你猜对了!
方长在心里想,这话他是肯定不会告诉周昊的。一想到将来周芸的举动能让周建安爆血管,方长暗自兴奋,周建安必须得为曾经的背叛买单!
“行了,二哥,不用担心周芸,我比你更担心她的安全,不可能让她以身犯险的,你放心吧!”方长笑道:“接上二嫂,我们找个地方吃饭吧!”
“找什么地方啊,直接去你二嫂家,你小子厨艺这么棒,哪还用出去吃啊,你来做!”
卧草……我特么卖给你们周家了吧!
入夜,骆叶都城别墅的餐桌上放了四五个菜了,灶台上放着刚从蒸锅里取出来的多宝鱼。
方长将些豆豉、鲜剁椒均匀地铺在这条多宝鱼上,再淋上酱油,钞锅里倒上适量的油,然后双手撑在灶台上开始等。
这三十秒过去了,方长没反应。一分钟过去了还是没反应……
看到白烟噗噗地往外冒,骆叶在饭厅里一脸平静地说道:“我得去打个119待令吧,妹夫这是得把咱家的大别野给点了吧?”
“咱能不贫吗?”周昊冲的骆叶翻了个白眼,嘟囔道:“丫是有心事啊,什么事装心里不能告诉我啊?”

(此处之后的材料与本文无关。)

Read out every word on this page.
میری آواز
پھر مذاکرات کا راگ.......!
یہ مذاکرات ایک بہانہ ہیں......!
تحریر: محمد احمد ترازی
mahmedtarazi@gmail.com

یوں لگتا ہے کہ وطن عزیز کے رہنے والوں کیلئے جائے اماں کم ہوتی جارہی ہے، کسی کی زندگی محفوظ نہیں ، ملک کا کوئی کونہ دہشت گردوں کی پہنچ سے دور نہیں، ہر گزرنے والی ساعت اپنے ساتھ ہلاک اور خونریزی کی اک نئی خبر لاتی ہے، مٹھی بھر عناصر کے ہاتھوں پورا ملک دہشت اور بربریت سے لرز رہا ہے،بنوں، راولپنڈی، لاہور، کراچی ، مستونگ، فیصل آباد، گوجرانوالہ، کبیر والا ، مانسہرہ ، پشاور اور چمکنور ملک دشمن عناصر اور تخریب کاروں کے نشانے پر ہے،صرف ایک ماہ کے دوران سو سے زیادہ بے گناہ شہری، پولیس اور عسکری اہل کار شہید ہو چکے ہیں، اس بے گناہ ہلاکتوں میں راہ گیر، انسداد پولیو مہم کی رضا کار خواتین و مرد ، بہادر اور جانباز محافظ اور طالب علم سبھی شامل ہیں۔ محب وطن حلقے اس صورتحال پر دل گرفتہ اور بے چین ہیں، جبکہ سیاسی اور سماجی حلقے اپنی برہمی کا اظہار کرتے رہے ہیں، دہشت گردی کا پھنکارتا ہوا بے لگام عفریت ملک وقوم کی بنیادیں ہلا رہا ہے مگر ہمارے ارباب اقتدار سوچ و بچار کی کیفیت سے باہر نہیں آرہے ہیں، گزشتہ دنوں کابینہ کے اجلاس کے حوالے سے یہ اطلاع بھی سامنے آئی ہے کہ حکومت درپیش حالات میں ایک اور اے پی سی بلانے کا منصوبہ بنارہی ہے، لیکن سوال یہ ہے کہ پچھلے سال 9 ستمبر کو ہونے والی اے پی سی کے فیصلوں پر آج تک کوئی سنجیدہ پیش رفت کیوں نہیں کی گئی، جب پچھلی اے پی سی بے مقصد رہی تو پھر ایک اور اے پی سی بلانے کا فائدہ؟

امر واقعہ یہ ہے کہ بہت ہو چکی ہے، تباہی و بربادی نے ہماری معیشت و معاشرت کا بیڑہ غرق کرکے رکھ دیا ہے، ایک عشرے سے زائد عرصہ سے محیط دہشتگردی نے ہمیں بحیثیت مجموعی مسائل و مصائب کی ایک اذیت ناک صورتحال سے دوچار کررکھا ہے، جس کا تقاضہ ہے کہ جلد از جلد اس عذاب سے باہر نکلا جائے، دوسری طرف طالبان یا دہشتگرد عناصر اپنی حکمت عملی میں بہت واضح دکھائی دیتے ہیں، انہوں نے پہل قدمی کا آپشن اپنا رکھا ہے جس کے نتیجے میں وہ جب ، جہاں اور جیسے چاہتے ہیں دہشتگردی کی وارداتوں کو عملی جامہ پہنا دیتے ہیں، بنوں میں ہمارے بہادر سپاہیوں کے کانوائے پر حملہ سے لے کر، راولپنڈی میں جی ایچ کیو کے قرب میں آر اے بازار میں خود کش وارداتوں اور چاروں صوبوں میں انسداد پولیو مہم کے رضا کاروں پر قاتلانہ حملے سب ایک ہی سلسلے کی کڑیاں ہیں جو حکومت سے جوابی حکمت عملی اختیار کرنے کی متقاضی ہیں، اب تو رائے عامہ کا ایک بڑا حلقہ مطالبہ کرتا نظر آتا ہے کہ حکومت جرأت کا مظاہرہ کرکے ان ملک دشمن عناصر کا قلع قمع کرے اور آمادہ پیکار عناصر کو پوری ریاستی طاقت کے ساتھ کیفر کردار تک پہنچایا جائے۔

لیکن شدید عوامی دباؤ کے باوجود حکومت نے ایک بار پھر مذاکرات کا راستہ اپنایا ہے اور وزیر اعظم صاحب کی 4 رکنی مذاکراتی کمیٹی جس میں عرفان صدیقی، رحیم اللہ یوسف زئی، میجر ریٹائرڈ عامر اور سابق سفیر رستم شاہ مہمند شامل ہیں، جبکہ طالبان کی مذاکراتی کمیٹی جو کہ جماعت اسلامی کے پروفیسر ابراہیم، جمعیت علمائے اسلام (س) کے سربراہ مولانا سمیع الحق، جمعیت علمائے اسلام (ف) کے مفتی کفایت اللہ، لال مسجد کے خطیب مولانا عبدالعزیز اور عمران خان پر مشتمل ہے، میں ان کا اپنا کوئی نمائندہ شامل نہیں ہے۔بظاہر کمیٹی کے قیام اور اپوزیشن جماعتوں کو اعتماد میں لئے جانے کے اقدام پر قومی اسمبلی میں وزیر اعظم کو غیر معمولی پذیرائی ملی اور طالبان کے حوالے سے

骆叶一听,后脑子上直接给周昊来了一巴掌,瞪眼叫道:“你跟他过吧!还告儿你心事,哼!”
卧草,男人的醋你也吃,现在的女人都怎么啦?
就在周昊一且懵逼的时候,骆叶走过去,拍了拍方长的肩,这还没说话呢,方长就赶紧关了火,将抽油烟机开到最大档,哗哗哗地一阵猛抽,这才把油烟全都给吸了出去。
“二嫂,站远一点,当心油……”方长话都没说完,再扭头一看,骆叶早就在十米开外了,这后面的话,方长也就省了,端起油锅来,将滚油往铺了料的蒸鱼上一淋。
哗!
青烟四起,高蛋白过油的香混着剁椒的鲜辣与豆豉香,以抽油烟机都不及的速度弥漫在房间当中,让人食欲大增。不过方长却皱起了眉头,这……就像一起机械事故。
坐上桌,这两口了就跟商量好的一样,其它几个菜轮番上手,唯独这道豆鼓剁椒蒸多宝一直不下手。
方长看了两人一眼,轻轻夹起一块儿来放在嘴里一过,味道合适,再一嚼……俩猴精,还真是一对啊。
火多开了一分钟左右,油温太高了,这一锅子倒下去,肉老了,豆豉糊了少许,就这么点多余的味儿,影响了口感。
看到方长在嘴里囫囵了半天,骆叶笑道:“方长,今年你打算带三丫头在哪儿过春节啊,她回不回京城啊?”
方长没吭声,周昊赶紧说道:“回什么回,三丫头什么性格,她还跟老爷子赌气了,上次要不是老爷故意把欧阳帅招来,至于在卓越里添乱吗?”
“添乱?”骆叶笑了笑,哼道:“三丫头那点小心思全放大了方长的身上,她当然觉得是添乱,你问问方长,是添乱吗?”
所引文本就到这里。